We took a tuk tuk ride through the countryside passing farms growing banana, mango and papaya. The suspension bridge the tuk tuk driver, Jed, showed us made us think about home….until we had to dodge the scooters that came tearing past. The river is a life line for the farmers out there. All along the banks are several pipes and pumps per farm used to irrigate the land… they’re very dependent on this source.
Jed also took us to a local honeypot where hundreds of fruit bats hang in the top of the tree. It was hot and you could see the bats fanning themselves and then occasionally the odd bat flies of to a nearby tree. It was fantastic to see! They were larger than I expected too, about the length of a small cat but a little skinnier.
The tour then took us across the Cambodian plains to the samprov rocky out crops.
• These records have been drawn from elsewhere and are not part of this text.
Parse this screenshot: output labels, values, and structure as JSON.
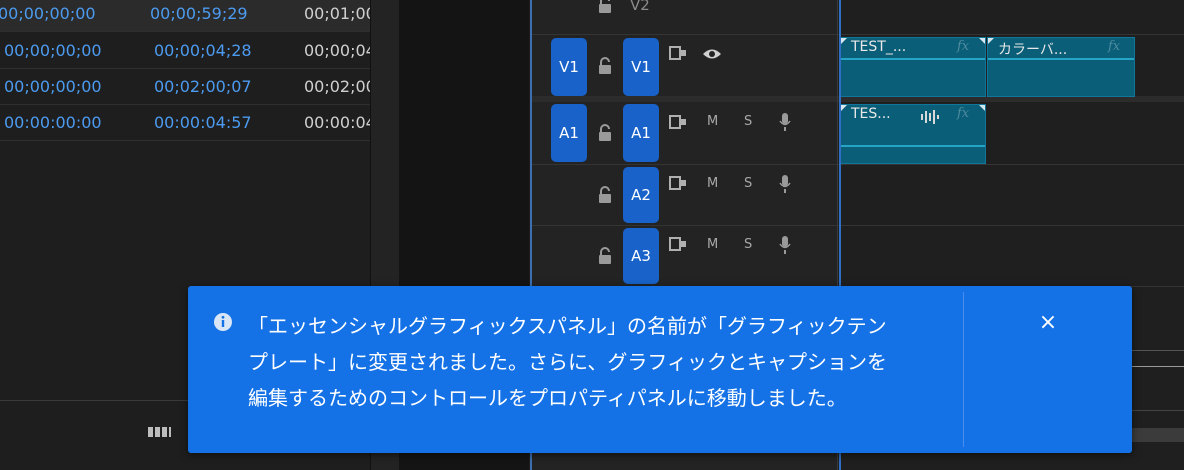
{
  "project_panel": {
    "rows": [
      {
        "start": "00;00;00;00",
        "end": "00;00;59;29",
        "duration": "00;01;00"
      },
      {
        "start": "00;00;00;00",
        "end": "00;00;04;28",
        "duration": "00;00;04"
      },
      {
        "start": "00;00;00;00",
        "end": "00;02;00;07",
        "duration": "00;02;00"
      },
      {
        "start": "00:00:00:00",
        "end": "00:00:04:57",
        "duration": "00:00:04"
      }
    ]
  },
  "timeline": {
    "tracks": {
      "v2_label": "V2",
      "v1_source": "V1",
      "v1_target": "V1",
      "a1_source": "A1",
      "a1_target": "A1",
      "a2_target": "A2",
      "a3_target": "A3",
      "mute": "M",
      "solo": "S"
    },
    "clips": {
      "v1_clip1_title": "TEST_...",
      "v1_clip2_title": "カラーバ...",
      "a1_clip1_title": "TES...",
      "fx_label": "fx"
    },
    "colors": {
      "track_button": "#1862c9",
      "clip_fill": "#0b5e78",
      "playhead": "#2f6fc6"
    }
  },
  "notification": {
    "lines": [
      "「エッセンシャルグラフィックスパネル」の名前が「グラフィックテン",
      "プレート」に変更されました。さらに、グラフィックとキャプションを",
      "編集するためのコントロールをプロパティパネルに移動しました。"
    ],
    "close_symbol": "×",
    "color": "#1472e6"
  }
}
We had great views of the plains and we visited the Khmer Rouge killing cave but the main attraction was the bat caves. Every evening at dusk approximately 1 million wrinkle lipped bats continuously stream out of the cave to start their hunt for breakfast. They meandered across the orange sky up to 50km away to feast on the crop munching insects. The Cambodians estimate that these bats protect over 200 tonnes of food being munched by insects per year, enough to feed over 20% of the Cambodian population.
One funny sight on arrival to Battambang was again transport related. As the coach pulled off the main road a tuk tuk driver was waiting on the corner with a sign advertising “$2 town, $0.25 per km”. When he saw Beth in the window he began a waving his sign frantically, then when the bus turned the corner he started to run after the bus still waving his sign. We chuckled as he disappeared from view and then a few seconds later, whilst the bus was still moving, the sign appears randomly on the window next to Beth. Beth and I looked at each other wondering how it got there and then burst out laughing when we realised the tuk tuk driver was still there but out of sight running alongside the coach. Funny funny. The lad had good legs on him though, he remained there for the next 30m with the bus travelling at a fair pace.